Regarding Salim’s marriage to the daughter of Bhagwandas, he reports that the marriage ceremony was solemnised twice, first through Muslim, and then the Hindu rites: but he never makes any adverse comment, which is significant. Reason lies in the fact that Badauni had great respect for both Bhagwandas and Man Singh due to the fact that they refused to compromise their religion and accept the new creed that Akbar was trying to project. This is borne out by the approving manner in which he quotes two conversations, one between Akbar and Bhagwandas, and the other between Akbar and Man Singh.
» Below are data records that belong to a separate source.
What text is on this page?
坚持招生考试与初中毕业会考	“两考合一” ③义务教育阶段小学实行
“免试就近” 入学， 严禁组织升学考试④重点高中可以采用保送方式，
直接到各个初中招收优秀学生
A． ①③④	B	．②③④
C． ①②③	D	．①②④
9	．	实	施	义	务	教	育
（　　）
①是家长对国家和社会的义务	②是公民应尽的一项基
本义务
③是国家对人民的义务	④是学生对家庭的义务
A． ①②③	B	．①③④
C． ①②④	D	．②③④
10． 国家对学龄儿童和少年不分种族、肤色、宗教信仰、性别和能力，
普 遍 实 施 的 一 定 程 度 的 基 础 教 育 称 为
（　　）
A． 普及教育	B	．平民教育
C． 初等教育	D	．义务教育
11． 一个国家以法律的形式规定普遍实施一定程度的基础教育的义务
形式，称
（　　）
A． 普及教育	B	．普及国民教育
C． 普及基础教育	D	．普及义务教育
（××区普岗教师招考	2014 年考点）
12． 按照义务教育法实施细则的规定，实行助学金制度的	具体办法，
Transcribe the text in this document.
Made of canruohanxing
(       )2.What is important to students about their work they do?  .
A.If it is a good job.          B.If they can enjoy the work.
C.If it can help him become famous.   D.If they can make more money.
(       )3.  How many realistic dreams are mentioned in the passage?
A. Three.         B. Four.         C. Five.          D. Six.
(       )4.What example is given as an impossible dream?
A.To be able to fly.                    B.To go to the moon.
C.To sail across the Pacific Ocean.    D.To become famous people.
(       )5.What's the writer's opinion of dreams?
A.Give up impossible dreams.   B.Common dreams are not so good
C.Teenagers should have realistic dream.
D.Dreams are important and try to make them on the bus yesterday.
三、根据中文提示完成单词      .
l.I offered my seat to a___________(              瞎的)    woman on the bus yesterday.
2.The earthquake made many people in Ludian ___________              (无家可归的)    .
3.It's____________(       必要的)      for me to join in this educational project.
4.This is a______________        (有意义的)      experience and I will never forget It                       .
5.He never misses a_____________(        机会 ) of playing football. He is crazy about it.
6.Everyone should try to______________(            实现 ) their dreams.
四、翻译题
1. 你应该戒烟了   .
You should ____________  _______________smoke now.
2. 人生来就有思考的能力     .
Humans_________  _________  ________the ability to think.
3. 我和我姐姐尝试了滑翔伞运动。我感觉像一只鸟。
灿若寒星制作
When Akbar proposed to Bhagwandas to enrol as a member of Tauhid-i Ilahi, Badauni reports that Bhagwandas retorted:
‘I would willingly believe that Hindus and Muslims each have a bad religion. But only tell us what this new sect is and what opinion they (its members) hold, so that I may believe!’
Badauni then goes on to add: ‘His Majesty reflected a little and ceased to urge the raja!’
According to Badauni, the real culprits were those who sided with Akbar’s new religion based on principles of Sulh-i Kul, who were compromising their religion.
From this it is clear, his grouse was against those who thus compromised their faith and became a threat for the existence of Islam in India. He appreciated any one who was not impressed by the principles of the new belief.